Apache Spark Ecosystem Continues To Build
Apache Spark was everywhere at the recent Strata + Hadoop World conference. From Tableau’s new Spark interface to the new Spark as a service (SaaS) offerings and Intel’s new Spark initiative, the big data framework was very hard to miss.
Intel jumped on Spark’s bandwagon last week when it announced it was forming a new initiative around the in-memory framework. “We have engaged with Databricks, one of the pioneers of Apache Spark, to advance analytics capability for the Spark on Intel Architecture platforms and to accelerate the development of the Spark projects such as GraphX, MLlib, and Spark Streaming,” Intel’s Michael Greene wrote in a blog post.
“We also are collaborating with AMPLab to accelerate the development of data analytics technologies in real-world solutions through developments for SparkR [distributed statistic computing in R on top of Spark] and collaborations for utilizing Tachyon [an in-memory file system in BDAS] to address challenges in Internet-scale machine learning [e.g., Parameter Server, Big Model],” wrote Greene, who’s the vice president of the Software and Services Group and general manager of System Technologies and Optimization at Intel.
Greene said Intel plans to demonstrate the efficiency of running Spark-based analytics on Intel-based servers. That showcase will involve benchmarks and “technology education,” he said. You can also expect data encryption to play a big role in that effort. Greene highlighted the fact that Cloudera, its close partner in the Hadoop world, has incorporated the new AES-NI encryption instruction set into the CDH 5.3 release.
Tableau Software used the Strata show to launch a direct connector for Spark SQL, the data processing engine designed to be a faster and easier to use alternative to Hive, which relies on MapReduce. The direct connector that ships in Tableau version 8.3.3 will allow regular Tableau users to “leverage the power of Spark SQL” directly from their Tableau user interface, the vendor says.
“[W]e want to make sure everyone with data questions can take advantage of [Spark SQL’s] breakthroughs without needing to know programming or query languages,” says Dan Jewett, vice president of product management at Tableau. With 9,100 new customer accounts in the last quarter alone, Tableau’s reach should help SparkSQL get off the ground.
Altiscale is supporting the Spark in-memory computing environment atop its hosted Apache Hadoop environment, which has been online for about a year. Some Altiscale customers have been playing around with Spark on their private Hadoop clouds, but they have been limited in how much they could rely on those environments, says Raymie Stata, the company’s co-founder and CEO.
But now that Spark is fully supported, customers of atop Altiscale’s white-glove Hadoop environment can expect first-class Spark support. “We have had customers self-serving on Spark almost from the beginning, and we have been providing discretionary help for them along the way,” the former Yahoo CTO tells Datanami. “If something goes wrong we’ve been pitching in. But we’ve kind of stopped short of providing full support for Spark.”

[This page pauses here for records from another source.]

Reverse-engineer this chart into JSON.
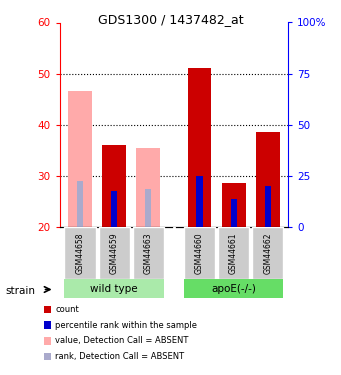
{
  "title": "GDS1300 / 1437482_at",
  "samples": [
    "GSM44658",
    "GSM44659",
    "GSM44663",
    "GSM44660",
    "GSM44661",
    "GSM44662"
  ],
  "absent": [
    true,
    false,
    true,
    false,
    false,
    false
  ],
  "value_bars": [
    46.5,
    36.0,
    35.5,
    51.0,
    28.5,
    38.5
  ],
  "rank_bars": [
    29.0,
    27.0,
    27.5,
    30.0,
    25.5,
    28.0
  ],
  "ylim_left": [
    20,
    60
  ],
  "ylim_right": [
    0,
    100
  ],
  "yticks_left": [
    20,
    30,
    40,
    50,
    60
  ],
  "yticks_right": [
    0,
    25,
    50,
    75,
    100
  ],
  "yticklabels_right": [
    "0",
    "25",
    "50",
    "75",
    "100%"
  ],
  "color_value_present": "#cc0000",
  "color_rank_present": "#0000cc",
  "color_value_absent": "#ffaaaa",
  "color_rank_absent": "#aaaacc",
  "color_wt_bg": "#aaeaaa",
  "color_apoe_bg": "#66dd66",
  "color_sample_bg": "#cccccc",
  "x_positions": [
    0,
    1,
    2,
    3.5,
    4.5,
    5.5
  ],
  "xlim": [
    -0.6,
    6.1
  ],
  "val_bar_width": 0.7,
  "rank_bar_width": 0.18
}
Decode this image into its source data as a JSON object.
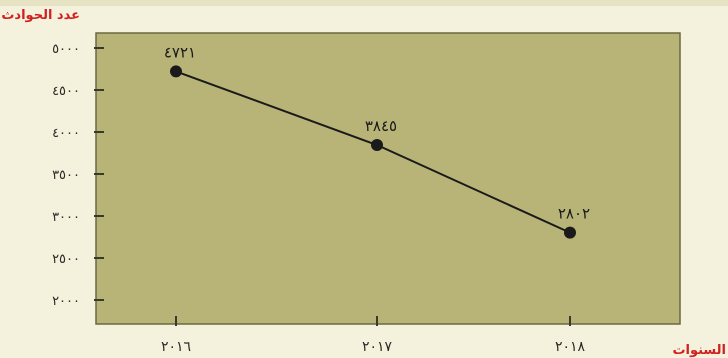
{
  "chart_data": {
    "type": "line",
    "title": "",
    "ylabel": "عدد الحوادث",
    "xlabel": "السنوات",
    "categories": [
      "٢٠١٦",
      "٢٠١٧",
      "٢٠١٨"
    ],
    "series": [
      {
        "values": [
          4721,
          3845,
          2802
        ],
        "labels": [
          "٤٧٢١",
          "٣٨٤٥",
          "٢٨٠٢"
        ]
      }
    ],
    "ylim": [
      2000,
      5000
    ],
    "yticks": [
      2000,
      2500,
      3000,
      3500,
      4000,
      4500,
      5000
    ],
    "ytick_labels": [
      "٢٠٠٠",
      "٢٥٠٠",
      "٣٠٠٠",
      "٣٥٠٠",
      "٤٠٠٠",
      "٤٥٠٠",
      "٥٠٠٠"
    ],
    "grid": false,
    "legend": "none",
    "colors": {
      "plot_bg": "#b8b478",
      "page_bg": "#f4f2dc",
      "line": "#1a1a1a",
      "axis_label": "#d02020",
      "tick_text": "#2a2a2a"
    }
  }
}
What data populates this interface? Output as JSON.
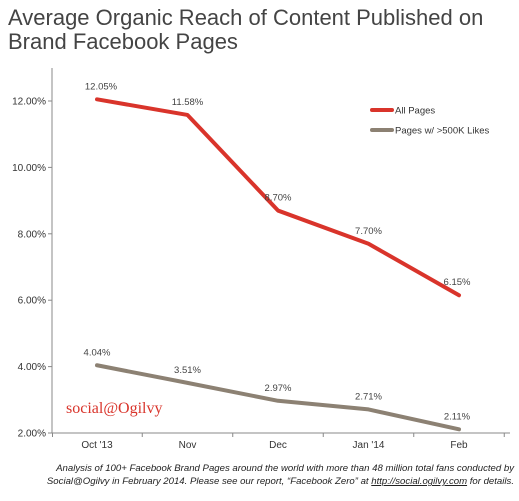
{
  "title_lines": [
    "Average Organic Reach of Content Published on",
    "Brand Facebook Pages"
  ],
  "brand": "social@Ogilvy",
  "footnote": {
    "text": "Analysis of 100+ Facebook Brand Pages around the world with more than 48 million total fans conducted by Social@Ogilvy in February 2014. Please see our report, “Facebook Zero” at ",
    "link": "http://social.ogilvy.com",
    "suffix": " for details."
  },
  "colors": {
    "all_pages": "#d9342b",
    "large_pages": "#8c8173",
    "axis": "#888888"
  },
  "chart_data": {
    "type": "line",
    "title": "Average Organic Reach of Content Published on Brand Facebook Pages",
    "categories": [
      "Oct '13",
      "Nov",
      "Dec",
      "Jan '14",
      "Feb"
    ],
    "ylim": [
      2,
      12
    ],
    "yticks": [
      2,
      4,
      6,
      8,
      10,
      12
    ],
    "ytick_labels": [
      "2.00%",
      "4.00%",
      "6.00%",
      "8.00%",
      "10.00%",
      "12.00%"
    ],
    "grid": false,
    "legend_position": "top-right",
    "series": [
      {
        "name": "All Pages",
        "color": "#d9342b",
        "values": [
          12.05,
          11.58,
          8.7,
          7.7,
          6.15
        ],
        "labels": [
          "12.05%",
          "11.58%",
          "8.70%",
          "7.70%",
          "6.15%"
        ]
      },
      {
        "name": "Pages w/ >500K Likes",
        "color": "#8c8173",
        "values": [
          4.04,
          3.51,
          2.97,
          2.71,
          2.11
        ],
        "labels": [
          "4.04%",
          "3.51%",
          "2.97%",
          "2.71%",
          "2.11%"
        ]
      }
    ]
  }
}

Stata sees Spark being used primarily as a MapReduce replacement. As companies look to modernize their hand-coded Java MapReduce codes, they’re migrating them to Spark, which can run up to 100 times faster than MapReduce. Spark’s MLlib machine learning library and the Spark SQL are also getting some tire kicking, Stata says.
Altiscale’s Hadoop customers look to the services firm to help them adopt new technologies. “One of the benefits of the Altiscale product offering is it becomes an environment in which you can quickly come and use all the cool stuff,” Stata says. “‘Hey you can do Spark, you can do Datameer, you can do H20 on Hadoop. We provide an environment for doing that.”

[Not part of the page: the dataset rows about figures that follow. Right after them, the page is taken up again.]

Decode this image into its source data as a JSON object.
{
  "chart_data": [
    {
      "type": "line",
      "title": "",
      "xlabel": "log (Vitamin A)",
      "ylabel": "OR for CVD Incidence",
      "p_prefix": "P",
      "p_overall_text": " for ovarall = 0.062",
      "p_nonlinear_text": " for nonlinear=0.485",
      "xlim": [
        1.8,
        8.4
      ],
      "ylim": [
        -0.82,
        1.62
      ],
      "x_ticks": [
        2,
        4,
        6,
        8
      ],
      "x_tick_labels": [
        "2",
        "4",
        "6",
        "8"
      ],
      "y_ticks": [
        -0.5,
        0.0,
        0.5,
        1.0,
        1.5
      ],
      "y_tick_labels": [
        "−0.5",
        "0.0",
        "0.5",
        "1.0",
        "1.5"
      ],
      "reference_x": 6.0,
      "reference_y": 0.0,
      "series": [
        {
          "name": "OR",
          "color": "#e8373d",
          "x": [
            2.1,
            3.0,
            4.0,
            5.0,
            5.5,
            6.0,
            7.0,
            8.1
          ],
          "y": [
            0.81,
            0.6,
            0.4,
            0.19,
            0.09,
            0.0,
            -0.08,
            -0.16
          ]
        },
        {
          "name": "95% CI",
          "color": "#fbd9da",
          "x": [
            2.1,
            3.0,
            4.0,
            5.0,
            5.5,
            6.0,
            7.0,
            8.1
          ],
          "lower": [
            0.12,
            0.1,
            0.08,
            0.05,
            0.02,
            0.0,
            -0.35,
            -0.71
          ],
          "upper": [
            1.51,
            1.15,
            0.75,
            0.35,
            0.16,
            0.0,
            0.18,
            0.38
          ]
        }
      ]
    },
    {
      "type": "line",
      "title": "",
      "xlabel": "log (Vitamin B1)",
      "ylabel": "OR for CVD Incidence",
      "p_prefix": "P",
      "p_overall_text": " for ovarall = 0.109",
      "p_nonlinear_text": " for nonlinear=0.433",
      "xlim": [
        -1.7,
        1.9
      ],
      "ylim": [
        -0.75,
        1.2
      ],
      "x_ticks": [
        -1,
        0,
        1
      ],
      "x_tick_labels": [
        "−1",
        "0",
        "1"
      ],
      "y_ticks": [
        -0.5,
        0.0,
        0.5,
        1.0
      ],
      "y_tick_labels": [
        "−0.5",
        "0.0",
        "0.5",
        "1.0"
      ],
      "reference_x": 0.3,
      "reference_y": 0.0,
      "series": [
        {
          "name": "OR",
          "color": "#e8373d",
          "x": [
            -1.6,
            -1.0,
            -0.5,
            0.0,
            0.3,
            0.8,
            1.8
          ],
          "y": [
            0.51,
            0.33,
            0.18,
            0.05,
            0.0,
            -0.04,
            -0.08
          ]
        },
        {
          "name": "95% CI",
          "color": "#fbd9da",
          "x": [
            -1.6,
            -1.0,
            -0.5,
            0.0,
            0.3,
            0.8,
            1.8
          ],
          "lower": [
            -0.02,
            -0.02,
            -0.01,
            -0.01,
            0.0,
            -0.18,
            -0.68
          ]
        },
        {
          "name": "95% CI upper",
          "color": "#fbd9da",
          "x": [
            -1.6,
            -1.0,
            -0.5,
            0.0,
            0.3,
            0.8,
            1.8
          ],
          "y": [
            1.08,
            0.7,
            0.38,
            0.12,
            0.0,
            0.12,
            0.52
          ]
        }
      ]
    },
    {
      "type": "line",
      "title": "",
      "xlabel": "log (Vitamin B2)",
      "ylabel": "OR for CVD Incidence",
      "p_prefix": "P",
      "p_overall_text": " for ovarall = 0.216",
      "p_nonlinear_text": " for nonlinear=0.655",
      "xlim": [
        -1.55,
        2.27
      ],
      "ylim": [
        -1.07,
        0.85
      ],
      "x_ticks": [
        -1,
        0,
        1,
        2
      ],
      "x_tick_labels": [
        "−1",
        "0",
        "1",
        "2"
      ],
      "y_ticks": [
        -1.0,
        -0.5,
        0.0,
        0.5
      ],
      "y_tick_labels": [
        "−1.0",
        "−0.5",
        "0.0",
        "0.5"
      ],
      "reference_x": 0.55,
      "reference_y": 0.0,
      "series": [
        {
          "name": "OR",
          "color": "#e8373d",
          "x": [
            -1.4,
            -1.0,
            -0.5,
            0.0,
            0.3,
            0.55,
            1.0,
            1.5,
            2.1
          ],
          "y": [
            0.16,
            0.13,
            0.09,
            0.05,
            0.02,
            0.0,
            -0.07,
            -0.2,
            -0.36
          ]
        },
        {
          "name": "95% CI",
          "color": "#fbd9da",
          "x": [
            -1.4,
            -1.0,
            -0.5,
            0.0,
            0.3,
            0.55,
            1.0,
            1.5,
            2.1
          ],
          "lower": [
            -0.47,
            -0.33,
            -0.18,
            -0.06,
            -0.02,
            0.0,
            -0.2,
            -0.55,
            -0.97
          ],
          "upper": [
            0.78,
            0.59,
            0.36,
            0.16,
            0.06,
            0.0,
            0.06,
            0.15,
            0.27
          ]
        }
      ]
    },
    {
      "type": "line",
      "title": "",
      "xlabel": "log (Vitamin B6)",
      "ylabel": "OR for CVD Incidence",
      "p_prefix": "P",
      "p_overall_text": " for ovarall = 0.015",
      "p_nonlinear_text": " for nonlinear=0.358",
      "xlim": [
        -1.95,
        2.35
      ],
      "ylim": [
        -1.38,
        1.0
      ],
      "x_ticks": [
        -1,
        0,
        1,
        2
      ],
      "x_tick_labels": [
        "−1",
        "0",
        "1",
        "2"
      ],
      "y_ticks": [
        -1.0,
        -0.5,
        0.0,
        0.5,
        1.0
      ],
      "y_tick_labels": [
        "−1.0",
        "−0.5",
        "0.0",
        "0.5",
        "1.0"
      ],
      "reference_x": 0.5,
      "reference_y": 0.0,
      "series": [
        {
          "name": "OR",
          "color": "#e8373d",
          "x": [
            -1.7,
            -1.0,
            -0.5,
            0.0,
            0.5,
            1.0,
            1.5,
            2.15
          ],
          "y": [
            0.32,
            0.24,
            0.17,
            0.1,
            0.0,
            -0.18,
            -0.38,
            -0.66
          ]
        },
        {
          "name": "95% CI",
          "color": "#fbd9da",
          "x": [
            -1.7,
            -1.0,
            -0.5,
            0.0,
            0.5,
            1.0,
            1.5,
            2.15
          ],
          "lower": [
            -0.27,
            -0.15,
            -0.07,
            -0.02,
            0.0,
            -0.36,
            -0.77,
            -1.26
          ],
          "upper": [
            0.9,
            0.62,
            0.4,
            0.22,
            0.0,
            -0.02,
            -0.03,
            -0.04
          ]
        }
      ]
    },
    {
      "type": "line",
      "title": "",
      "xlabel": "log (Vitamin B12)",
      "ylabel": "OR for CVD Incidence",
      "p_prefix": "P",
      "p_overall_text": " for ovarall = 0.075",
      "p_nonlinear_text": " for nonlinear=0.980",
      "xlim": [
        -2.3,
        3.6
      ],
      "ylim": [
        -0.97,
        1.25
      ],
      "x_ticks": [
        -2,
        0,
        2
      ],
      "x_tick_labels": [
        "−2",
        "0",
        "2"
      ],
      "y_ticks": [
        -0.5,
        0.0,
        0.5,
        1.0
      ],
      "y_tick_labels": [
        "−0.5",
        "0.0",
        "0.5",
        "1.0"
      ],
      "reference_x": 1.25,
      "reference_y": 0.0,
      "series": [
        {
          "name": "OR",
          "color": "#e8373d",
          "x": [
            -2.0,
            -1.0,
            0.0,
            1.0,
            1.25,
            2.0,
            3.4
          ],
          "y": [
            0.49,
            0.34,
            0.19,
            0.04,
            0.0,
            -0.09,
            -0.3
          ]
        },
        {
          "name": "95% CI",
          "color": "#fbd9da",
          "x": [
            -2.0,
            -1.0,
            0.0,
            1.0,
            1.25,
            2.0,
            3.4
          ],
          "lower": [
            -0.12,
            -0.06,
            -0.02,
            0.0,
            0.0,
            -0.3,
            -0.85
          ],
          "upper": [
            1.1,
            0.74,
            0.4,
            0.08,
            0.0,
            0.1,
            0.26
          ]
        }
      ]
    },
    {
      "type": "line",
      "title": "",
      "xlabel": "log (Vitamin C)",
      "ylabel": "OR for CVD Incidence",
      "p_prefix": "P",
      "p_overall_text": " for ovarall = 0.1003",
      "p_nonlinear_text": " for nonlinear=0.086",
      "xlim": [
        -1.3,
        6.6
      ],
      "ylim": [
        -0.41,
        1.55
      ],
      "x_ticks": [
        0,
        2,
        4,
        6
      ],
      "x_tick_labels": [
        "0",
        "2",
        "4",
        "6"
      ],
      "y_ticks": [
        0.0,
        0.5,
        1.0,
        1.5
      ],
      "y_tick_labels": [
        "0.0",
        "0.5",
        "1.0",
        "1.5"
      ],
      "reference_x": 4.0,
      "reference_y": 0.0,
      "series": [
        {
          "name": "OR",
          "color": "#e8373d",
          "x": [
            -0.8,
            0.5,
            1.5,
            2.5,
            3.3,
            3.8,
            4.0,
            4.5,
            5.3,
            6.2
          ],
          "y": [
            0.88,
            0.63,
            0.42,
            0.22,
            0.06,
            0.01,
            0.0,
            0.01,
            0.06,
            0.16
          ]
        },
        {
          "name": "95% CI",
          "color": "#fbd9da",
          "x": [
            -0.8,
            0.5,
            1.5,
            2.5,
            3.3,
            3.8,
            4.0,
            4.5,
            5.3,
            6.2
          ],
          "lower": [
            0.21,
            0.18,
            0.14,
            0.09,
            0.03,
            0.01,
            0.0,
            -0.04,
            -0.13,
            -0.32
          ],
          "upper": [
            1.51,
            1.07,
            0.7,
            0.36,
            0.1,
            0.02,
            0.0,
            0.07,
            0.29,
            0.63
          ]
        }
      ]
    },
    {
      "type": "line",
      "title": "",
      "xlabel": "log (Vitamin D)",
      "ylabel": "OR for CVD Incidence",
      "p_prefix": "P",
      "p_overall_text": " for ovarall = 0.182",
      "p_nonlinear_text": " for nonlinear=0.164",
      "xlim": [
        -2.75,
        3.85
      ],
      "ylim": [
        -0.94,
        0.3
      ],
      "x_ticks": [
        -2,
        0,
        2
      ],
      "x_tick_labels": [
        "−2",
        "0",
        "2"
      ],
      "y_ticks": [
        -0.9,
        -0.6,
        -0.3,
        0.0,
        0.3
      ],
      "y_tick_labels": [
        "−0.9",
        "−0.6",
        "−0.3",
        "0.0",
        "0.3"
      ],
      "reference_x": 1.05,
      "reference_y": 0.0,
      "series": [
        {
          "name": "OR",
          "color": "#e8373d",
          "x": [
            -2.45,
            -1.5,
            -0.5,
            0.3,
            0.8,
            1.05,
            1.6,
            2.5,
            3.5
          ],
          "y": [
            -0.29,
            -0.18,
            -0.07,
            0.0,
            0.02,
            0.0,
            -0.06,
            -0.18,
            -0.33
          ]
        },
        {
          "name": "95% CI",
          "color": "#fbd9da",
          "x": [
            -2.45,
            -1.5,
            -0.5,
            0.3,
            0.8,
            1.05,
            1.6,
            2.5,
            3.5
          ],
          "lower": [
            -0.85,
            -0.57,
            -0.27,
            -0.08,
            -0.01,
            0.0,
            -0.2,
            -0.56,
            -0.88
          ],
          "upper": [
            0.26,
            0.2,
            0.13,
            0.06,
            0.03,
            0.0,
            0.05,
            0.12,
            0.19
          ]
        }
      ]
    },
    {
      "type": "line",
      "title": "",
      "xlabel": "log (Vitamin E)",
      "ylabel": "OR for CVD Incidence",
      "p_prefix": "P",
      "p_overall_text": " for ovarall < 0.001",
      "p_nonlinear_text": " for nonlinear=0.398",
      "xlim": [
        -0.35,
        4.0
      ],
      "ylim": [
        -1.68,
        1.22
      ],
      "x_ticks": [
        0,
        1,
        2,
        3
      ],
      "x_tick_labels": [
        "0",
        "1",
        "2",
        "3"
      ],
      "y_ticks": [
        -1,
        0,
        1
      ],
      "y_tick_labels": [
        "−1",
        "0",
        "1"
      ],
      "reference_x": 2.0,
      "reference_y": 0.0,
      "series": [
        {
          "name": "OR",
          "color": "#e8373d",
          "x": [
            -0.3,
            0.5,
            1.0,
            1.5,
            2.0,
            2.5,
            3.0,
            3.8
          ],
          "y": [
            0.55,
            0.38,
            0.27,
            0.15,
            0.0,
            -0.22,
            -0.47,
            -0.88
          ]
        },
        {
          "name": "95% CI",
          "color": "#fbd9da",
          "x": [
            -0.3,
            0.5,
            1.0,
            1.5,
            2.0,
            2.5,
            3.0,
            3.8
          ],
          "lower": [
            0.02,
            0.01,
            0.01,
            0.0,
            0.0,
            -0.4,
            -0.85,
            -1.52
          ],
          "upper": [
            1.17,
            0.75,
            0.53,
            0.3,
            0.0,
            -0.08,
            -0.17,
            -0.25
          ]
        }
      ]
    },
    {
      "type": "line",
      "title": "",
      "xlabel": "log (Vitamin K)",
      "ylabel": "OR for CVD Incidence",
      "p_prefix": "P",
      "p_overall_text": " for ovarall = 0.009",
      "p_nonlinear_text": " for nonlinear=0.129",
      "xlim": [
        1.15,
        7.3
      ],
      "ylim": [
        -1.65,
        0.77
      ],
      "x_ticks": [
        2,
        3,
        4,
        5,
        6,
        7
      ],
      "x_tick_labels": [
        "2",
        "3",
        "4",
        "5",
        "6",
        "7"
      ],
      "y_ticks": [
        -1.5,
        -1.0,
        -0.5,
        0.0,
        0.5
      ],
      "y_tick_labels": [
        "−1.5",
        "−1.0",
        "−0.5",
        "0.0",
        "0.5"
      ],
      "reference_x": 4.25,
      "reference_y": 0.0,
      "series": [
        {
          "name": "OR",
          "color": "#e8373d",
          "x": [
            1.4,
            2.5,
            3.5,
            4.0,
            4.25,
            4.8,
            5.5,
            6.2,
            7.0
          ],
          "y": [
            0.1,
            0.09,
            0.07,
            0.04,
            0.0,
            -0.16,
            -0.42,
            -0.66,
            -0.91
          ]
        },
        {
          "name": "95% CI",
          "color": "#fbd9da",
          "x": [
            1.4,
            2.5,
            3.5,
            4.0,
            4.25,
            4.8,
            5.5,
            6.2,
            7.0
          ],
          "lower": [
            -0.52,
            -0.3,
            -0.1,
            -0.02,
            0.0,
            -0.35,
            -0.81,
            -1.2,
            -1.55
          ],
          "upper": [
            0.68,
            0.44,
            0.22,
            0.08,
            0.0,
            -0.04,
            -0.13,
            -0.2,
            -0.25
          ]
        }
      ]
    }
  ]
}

According to Qubole, the new Spark as a Service offering allows users to get up and running with Spark in less than 15 minutes. Users can provision a Spark cluster directly from a Web browser, leaving Qubole to handle the administration and workload management of the cluster.
While Spark is getting lots of attention among customers, deploying and maintaining Spark can be tricky, says Joydeep Sen Sarma, co-founder and CTO of Qubole. “By adding Spark to QDS, we’ve completely eliminated the barriers to taking full advantage of Spark for rapid data analytics.”
Several Qubole customers are already using and testing Spark on QDS, including Pinterest and DataLogix, the company says. Pintrest engineering manager Krishna Gade says the addition of Spark to QDS makes Qubole more valuable to the picture sharing platform.
“Qubole empowers us to use the latest big data tools at petabyte scale without needing to invest in building out, maintaining and updating our own infrastructure,” Gade says in a press release. “As a result, we can focus on extracting value from our data using the best technologies for the job, and on driving the business forward.”
Spark has risen quickly the Hadoop ecosystem. As the number and types of big data applications that support Spark (see graphic below) continues to grow, it will be interesting to see how this translates into the real world.